Transmissible spongiform encephalopathies (TSEs), also known as prionrelated diseases, are a group of infectious, fatal neurodegenerative disorders for which there is no cure, treatment, or early diagnosis. TSEs are dramatic diseases that rapidly, progressively, and inexorably destroy the cognitive, motor, and sensorial skills that are the essence of human beings. At the molecular level, the disease is likely caused by the misfolding of the prion protein, which accumulates in the brain and produces neurodegeneration. Several unprecedented scientific findings, which have directly confronted popular dogmas in biology, have put prion research in the spotlight. The experimental evidence strongly supports an entirely novel disease mechanism, involving disease transmission by replication of the misfolding of a single protein in the absence of nucleic acids. The popularity of prion diseases is also due to the panic produced by the recent appearance of a new human disease (variant Creutzfeldt-Jakob disease) that is transmitted by eating meat contaminated by bovine spongiform encephalopathy (BSE), better known as mad cow disease.

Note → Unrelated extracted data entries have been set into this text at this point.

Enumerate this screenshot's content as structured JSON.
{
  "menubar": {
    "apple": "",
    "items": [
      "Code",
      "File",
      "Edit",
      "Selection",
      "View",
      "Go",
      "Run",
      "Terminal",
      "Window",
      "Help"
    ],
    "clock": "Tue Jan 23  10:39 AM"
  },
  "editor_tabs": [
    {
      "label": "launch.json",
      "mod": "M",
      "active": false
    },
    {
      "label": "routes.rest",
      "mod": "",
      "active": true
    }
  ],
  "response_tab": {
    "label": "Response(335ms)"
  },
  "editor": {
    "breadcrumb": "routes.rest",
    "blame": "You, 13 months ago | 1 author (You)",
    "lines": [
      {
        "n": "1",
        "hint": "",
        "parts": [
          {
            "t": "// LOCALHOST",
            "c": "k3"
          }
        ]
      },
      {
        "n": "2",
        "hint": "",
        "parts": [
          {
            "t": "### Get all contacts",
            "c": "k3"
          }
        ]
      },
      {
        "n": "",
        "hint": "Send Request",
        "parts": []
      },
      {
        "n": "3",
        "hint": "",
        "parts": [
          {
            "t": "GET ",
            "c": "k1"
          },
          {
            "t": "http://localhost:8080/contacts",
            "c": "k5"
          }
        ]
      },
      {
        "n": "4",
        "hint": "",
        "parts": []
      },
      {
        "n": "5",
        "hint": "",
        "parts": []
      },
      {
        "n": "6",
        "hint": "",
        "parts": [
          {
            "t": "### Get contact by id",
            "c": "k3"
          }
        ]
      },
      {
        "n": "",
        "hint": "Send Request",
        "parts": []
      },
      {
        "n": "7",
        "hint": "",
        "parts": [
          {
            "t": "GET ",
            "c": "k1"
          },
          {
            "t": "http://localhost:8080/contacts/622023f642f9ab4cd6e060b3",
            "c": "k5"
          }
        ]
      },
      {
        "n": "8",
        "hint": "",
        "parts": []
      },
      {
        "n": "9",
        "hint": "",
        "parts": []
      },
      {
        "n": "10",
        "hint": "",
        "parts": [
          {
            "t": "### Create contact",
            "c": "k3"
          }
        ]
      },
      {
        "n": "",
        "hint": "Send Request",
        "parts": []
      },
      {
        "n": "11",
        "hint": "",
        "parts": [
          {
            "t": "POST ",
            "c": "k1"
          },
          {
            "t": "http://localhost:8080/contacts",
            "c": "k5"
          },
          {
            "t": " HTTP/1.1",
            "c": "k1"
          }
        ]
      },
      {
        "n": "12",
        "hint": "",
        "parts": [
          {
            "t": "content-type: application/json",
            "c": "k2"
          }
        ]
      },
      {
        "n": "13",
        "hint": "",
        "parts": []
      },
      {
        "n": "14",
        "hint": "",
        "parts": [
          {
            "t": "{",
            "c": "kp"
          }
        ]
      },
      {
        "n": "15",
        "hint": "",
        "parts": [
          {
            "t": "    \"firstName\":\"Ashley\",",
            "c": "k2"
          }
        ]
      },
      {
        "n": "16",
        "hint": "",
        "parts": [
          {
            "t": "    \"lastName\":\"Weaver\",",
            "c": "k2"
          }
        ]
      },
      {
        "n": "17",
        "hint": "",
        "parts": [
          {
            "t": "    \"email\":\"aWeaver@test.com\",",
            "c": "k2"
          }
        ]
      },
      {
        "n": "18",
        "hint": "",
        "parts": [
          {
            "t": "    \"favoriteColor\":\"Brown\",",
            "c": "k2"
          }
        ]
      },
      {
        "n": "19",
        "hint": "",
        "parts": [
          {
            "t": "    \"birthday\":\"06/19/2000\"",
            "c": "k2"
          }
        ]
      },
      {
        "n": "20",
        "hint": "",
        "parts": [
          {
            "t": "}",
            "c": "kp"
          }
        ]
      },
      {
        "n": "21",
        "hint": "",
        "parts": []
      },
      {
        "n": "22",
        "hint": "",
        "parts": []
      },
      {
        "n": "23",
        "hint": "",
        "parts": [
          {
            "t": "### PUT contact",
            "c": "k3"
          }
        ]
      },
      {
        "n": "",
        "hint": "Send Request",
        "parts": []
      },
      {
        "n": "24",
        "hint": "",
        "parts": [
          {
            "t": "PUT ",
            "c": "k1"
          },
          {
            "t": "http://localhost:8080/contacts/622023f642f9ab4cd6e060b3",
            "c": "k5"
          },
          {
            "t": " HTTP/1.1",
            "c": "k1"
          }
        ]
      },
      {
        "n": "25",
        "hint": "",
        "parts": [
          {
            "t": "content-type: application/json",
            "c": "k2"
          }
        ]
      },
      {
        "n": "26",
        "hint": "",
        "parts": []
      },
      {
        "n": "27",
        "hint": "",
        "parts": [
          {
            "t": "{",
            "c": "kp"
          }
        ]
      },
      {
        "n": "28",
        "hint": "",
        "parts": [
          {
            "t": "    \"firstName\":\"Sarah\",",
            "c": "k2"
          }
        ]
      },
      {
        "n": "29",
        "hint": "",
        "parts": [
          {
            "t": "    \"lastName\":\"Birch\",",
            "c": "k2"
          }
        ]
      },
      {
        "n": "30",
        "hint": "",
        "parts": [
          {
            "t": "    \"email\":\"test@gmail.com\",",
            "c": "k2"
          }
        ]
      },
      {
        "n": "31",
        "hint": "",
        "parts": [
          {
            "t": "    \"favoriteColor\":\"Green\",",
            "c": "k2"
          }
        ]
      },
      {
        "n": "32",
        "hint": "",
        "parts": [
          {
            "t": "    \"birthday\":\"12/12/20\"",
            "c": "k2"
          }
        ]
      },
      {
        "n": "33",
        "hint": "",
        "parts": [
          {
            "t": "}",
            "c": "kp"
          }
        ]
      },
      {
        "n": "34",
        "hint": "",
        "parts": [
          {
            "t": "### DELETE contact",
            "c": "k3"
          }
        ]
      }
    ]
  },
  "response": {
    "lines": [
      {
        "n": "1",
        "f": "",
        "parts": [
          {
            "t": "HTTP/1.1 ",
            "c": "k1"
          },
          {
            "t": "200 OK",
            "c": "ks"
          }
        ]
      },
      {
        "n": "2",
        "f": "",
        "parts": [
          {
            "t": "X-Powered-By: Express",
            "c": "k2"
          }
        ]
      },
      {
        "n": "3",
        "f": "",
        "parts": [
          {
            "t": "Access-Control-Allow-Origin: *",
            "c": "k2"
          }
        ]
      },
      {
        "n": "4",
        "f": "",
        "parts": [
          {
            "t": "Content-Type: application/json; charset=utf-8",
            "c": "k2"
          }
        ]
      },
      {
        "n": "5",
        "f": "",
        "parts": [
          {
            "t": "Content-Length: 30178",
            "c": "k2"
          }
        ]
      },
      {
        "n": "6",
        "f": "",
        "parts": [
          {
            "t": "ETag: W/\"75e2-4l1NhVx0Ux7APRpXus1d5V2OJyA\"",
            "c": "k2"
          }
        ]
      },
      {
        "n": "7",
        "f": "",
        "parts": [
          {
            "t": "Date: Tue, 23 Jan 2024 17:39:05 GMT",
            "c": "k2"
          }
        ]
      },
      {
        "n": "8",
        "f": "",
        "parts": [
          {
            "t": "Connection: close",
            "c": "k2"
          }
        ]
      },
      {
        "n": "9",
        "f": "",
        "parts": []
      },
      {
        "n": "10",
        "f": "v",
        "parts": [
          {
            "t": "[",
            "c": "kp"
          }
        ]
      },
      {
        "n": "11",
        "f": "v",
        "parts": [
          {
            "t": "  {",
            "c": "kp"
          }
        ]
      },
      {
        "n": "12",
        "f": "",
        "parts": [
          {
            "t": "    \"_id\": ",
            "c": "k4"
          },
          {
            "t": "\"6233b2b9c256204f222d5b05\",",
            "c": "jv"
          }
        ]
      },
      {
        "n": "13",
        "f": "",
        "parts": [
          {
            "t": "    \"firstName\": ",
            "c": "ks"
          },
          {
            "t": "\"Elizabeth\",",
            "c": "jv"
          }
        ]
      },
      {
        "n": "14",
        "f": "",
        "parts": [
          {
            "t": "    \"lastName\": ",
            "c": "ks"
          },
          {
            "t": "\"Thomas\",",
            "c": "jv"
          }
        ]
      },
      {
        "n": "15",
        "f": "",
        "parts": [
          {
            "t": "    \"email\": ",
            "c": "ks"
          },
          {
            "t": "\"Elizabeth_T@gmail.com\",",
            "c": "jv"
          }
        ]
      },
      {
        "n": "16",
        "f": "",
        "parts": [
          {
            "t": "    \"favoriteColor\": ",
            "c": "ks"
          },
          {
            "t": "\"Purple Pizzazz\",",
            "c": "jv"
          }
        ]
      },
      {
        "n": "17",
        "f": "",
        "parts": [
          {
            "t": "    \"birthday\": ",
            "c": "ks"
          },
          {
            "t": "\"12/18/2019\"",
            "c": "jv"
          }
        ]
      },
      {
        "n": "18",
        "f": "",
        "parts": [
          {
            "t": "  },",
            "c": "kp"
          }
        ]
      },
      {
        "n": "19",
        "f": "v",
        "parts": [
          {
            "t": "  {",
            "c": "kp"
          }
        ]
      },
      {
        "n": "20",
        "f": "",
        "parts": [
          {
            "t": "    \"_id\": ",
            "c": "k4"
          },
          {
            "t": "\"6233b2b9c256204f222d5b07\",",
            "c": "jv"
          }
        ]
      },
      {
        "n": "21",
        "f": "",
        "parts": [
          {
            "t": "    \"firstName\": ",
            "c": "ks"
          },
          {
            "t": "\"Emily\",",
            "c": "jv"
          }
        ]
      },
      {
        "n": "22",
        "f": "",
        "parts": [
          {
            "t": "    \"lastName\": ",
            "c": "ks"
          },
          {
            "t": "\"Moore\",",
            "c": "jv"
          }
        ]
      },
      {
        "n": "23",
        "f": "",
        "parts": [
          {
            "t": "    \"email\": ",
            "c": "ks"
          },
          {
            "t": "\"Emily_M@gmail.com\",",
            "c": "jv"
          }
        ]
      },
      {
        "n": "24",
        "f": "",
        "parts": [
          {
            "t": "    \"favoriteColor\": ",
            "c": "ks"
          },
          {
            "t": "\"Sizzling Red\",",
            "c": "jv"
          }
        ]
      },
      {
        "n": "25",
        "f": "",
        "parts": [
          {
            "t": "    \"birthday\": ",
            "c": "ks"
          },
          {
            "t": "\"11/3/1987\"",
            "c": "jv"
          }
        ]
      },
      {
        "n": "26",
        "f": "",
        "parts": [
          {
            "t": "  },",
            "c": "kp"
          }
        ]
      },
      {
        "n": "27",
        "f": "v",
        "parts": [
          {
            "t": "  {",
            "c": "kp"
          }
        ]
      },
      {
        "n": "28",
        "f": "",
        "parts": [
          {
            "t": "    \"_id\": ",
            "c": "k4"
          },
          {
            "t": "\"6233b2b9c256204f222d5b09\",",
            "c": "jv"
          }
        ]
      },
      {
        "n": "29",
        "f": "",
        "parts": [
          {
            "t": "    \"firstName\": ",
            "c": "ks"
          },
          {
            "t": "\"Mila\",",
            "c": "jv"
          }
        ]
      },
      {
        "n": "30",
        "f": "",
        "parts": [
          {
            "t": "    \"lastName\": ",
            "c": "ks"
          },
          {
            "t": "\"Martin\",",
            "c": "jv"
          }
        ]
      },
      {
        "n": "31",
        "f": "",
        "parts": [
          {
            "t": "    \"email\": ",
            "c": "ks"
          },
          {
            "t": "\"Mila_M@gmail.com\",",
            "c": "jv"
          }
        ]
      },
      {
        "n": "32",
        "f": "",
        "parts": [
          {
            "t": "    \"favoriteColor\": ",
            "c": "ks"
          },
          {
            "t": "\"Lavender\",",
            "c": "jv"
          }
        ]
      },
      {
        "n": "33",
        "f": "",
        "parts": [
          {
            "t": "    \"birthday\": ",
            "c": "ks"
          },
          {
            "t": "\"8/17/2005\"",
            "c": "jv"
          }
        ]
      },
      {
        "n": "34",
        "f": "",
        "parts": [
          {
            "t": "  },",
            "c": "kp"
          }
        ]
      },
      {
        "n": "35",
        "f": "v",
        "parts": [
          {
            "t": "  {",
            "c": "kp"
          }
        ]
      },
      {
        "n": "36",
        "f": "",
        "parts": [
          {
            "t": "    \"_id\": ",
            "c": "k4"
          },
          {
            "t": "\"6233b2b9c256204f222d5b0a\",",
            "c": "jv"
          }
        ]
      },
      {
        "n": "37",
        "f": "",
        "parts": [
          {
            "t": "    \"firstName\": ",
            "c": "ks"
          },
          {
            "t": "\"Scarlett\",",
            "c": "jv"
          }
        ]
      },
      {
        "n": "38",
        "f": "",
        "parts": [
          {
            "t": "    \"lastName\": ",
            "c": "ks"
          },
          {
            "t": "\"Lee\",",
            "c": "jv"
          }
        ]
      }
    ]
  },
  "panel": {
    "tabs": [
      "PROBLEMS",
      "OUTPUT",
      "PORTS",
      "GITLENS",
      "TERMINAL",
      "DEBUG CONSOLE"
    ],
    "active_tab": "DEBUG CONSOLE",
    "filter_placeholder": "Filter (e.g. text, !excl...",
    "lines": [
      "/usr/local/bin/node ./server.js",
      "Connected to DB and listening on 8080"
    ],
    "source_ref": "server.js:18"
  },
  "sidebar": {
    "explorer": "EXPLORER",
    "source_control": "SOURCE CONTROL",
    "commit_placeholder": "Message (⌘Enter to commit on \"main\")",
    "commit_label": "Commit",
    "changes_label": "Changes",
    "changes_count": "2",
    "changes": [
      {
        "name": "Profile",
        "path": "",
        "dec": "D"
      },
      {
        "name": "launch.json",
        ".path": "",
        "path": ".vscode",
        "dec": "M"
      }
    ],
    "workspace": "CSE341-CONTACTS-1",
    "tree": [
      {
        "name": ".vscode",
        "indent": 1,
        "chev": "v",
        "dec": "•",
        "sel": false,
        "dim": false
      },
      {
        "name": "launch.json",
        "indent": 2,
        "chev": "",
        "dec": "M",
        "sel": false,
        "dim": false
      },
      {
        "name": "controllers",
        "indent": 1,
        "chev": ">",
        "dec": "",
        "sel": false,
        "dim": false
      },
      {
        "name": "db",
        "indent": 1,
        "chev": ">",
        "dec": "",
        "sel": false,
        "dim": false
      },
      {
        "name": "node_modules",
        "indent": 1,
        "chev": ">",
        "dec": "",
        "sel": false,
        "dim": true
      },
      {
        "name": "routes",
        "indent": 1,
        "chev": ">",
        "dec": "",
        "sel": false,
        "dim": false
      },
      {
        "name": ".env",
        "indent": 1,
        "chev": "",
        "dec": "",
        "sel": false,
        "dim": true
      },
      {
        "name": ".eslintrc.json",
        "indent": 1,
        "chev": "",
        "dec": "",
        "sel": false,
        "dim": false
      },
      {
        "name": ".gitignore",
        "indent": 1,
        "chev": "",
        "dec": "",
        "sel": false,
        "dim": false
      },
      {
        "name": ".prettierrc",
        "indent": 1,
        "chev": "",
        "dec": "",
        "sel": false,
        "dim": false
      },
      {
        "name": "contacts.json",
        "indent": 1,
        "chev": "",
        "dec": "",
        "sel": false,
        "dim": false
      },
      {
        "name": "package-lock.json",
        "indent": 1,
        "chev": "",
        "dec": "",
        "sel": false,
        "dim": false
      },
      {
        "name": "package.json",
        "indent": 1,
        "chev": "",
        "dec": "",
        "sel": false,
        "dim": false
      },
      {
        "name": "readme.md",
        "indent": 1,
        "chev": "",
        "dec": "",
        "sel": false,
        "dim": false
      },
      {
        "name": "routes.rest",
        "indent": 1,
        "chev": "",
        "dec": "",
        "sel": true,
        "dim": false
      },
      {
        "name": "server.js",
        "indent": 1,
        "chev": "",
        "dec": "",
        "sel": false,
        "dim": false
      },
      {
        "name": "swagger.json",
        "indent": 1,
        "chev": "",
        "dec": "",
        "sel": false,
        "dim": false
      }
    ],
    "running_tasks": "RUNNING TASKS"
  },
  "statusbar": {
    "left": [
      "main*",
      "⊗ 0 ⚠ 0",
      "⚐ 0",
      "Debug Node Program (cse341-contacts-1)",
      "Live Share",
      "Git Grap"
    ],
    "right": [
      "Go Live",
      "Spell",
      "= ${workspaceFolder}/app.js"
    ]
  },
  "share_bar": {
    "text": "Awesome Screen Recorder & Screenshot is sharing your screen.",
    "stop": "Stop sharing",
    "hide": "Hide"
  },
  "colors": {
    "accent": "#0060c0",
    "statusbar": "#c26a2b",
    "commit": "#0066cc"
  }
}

Because of insufficient information available regarding the incubation time and the actual level of exposure to the contaminated material, it is impossible to make any well-founded prediction about the future of this nascent epidemic.

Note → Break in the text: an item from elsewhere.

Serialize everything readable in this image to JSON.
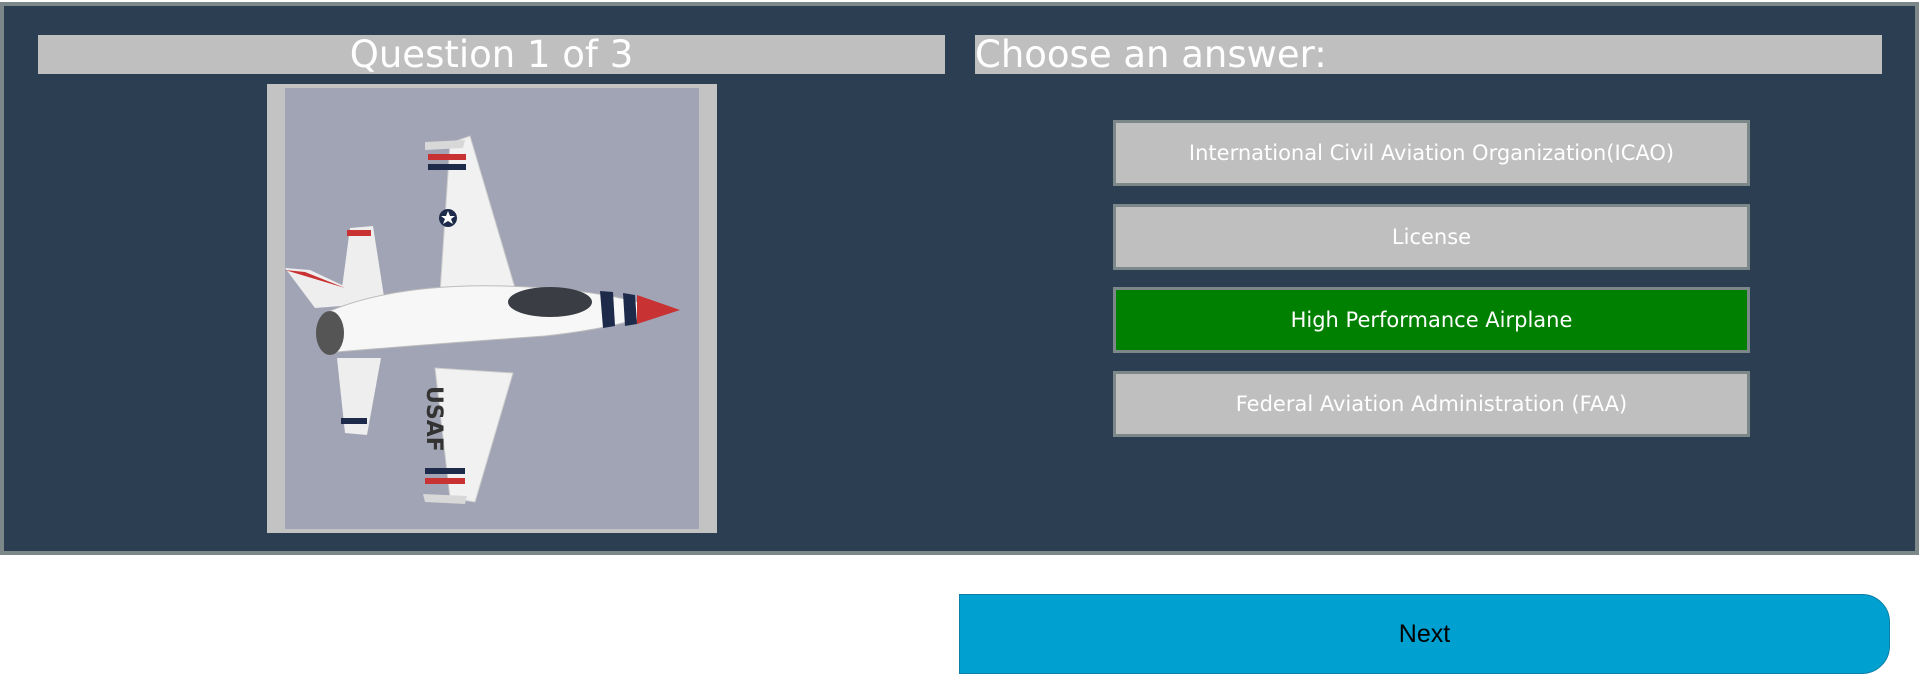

This book attempts to combine a detailed and up-to-date description of the state of the knowledge in the field with an intriguing but tempered speculation of the putative implications of the findings to our current understanding of biology. During the last few years we have begun to perceive the broader implications of the heretically attractive prion concept of transmission of biological information by propagation of alternative protein folding. I hope that this book can contribute to liberating the imagination of the reader to see the new scientific world opened by prions, which impact broader areas of biology, public health, and biotechnological strategies for therapy and diagnosis.

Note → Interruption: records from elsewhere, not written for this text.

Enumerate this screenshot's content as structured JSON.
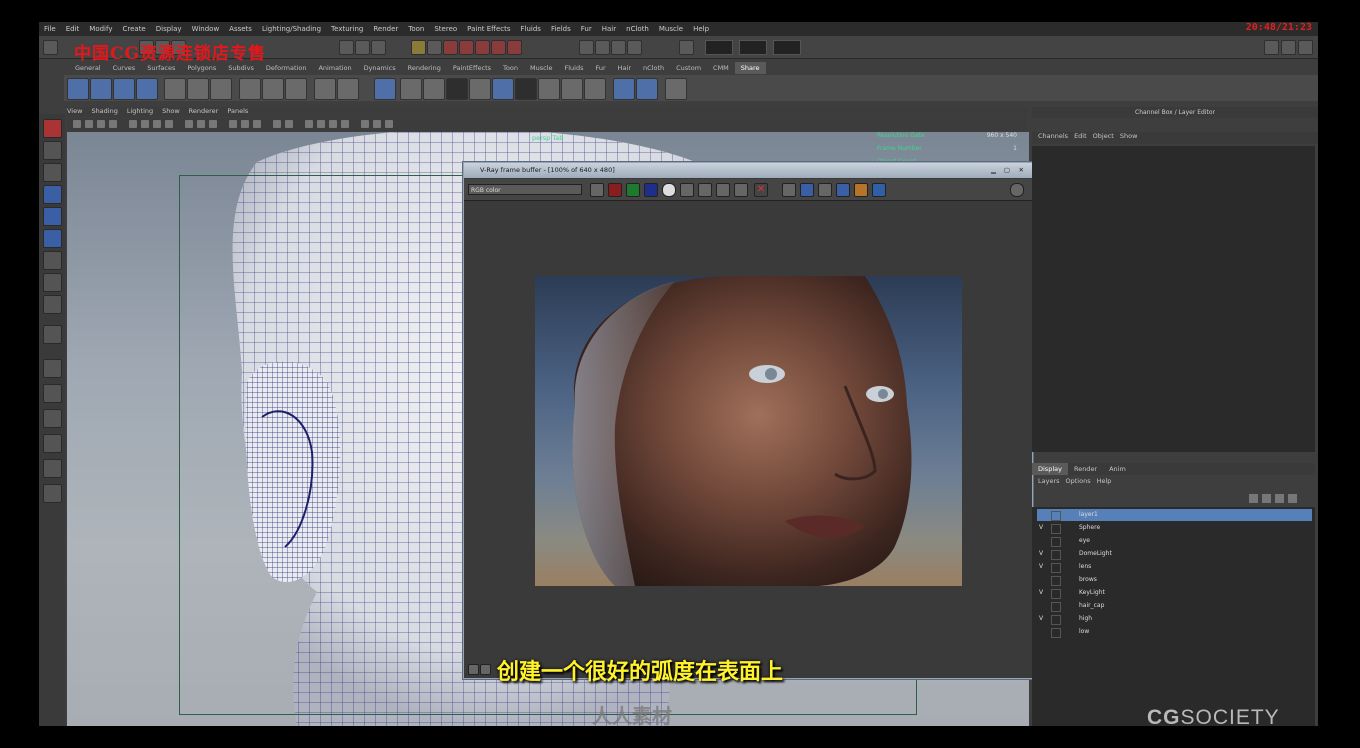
{
  "clock": "20:48/21:23",
  "menu": [
    "File",
    "Edit",
    "Modify",
    "Create",
    "Display",
    "Window",
    "Assets",
    "Lighting/Shading",
    "Texturing",
    "Render",
    "Toon",
    "Stereo",
    "Paint Effects",
    "Fluids",
    "Fields",
    "Fur",
    "Hair",
    "nCloth",
    "Muscle",
    "Help"
  ],
  "watermark_top": "中国CG资源连锁店专售",
  "shelf_tabs": [
    "General",
    "Curves",
    "Surfaces",
    "Polygons",
    "Subdivs",
    "Deformation",
    "Animation",
    "Dynamics",
    "Rendering",
    "PaintEffects",
    "Toon",
    "Muscle",
    "Fluids",
    "Fur",
    "Hair",
    "nCloth",
    "Custom",
    "CMM",
    "Share"
  ],
  "shelf_active": "Share",
  "viewport_menu": [
    "View",
    "Shading",
    "Lighting",
    "Show",
    "Renderer",
    "Panels"
  ],
  "viewport_label": "persp Tab",
  "hud": [
    {
      "k": "Resolution Gate",
      "v": "960 x 540"
    },
    {
      "k": "Frame Number",
      "v": "1"
    },
    {
      "k": "Object Count",
      "v": "—"
    },
    {
      "k": "Poly Count",
      "v": "—"
    }
  ],
  "frame_buffer": {
    "title": "V-Ray frame buffer - [100% of 640 x 480]",
    "channel": "RGB color"
  },
  "right_panel": {
    "title": "Channel Box / Layer Editor",
    "menu": [
      "Channels",
      "Edit",
      "Object",
      "Show"
    ]
  },
  "layer_tabs": [
    "Display",
    "Render",
    "Anim"
  ],
  "layer_tab_active": "Display",
  "layer_menu": [
    "Layers",
    "Options",
    "Help"
  ],
  "layers": [
    {
      "name": "layer1",
      "vis": "",
      "selected": true
    },
    {
      "name": "Sphere",
      "vis": "V",
      "selected": false
    },
    {
      "name": "eye",
      "vis": "",
      "selected": false
    },
    {
      "name": "DomeLight",
      "vis": "V",
      "selected": false
    },
    {
      "name": "lens",
      "vis": "V",
      "selected": false
    },
    {
      "name": "brows",
      "vis": "",
      "selected": false
    },
    {
      "name": "KeyLight",
      "vis": "V",
      "selected": false
    },
    {
      "name": "hair_cap",
      "vis": "",
      "selected": false
    },
    {
      "name": "high",
      "vis": "V",
      "selected": false
    },
    {
      "name": "low",
      "vis": "",
      "selected": false
    }
  ],
  "subtitle": "创建一个很好的弧度在表面上",
  "logo": {
    "bold": "CG",
    "thin": "SOCIETY"
  },
  "site_mark": "人人素材"
}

Although I regretted it many times during the long process of preparing this book, I decided to write it entirely myself in order to give continuity to the text, maintain a homogenous style, and provide an appropriate connection between chapters. The decision was also guided by a desire to avoid important gaps and repetitions, which are frequent in multiauthored books. I could not have completed this book without the constant support of my family, lab members, and close collaborators. To them I extend my sincere gratitude for their patience, help, and illuminating discussions.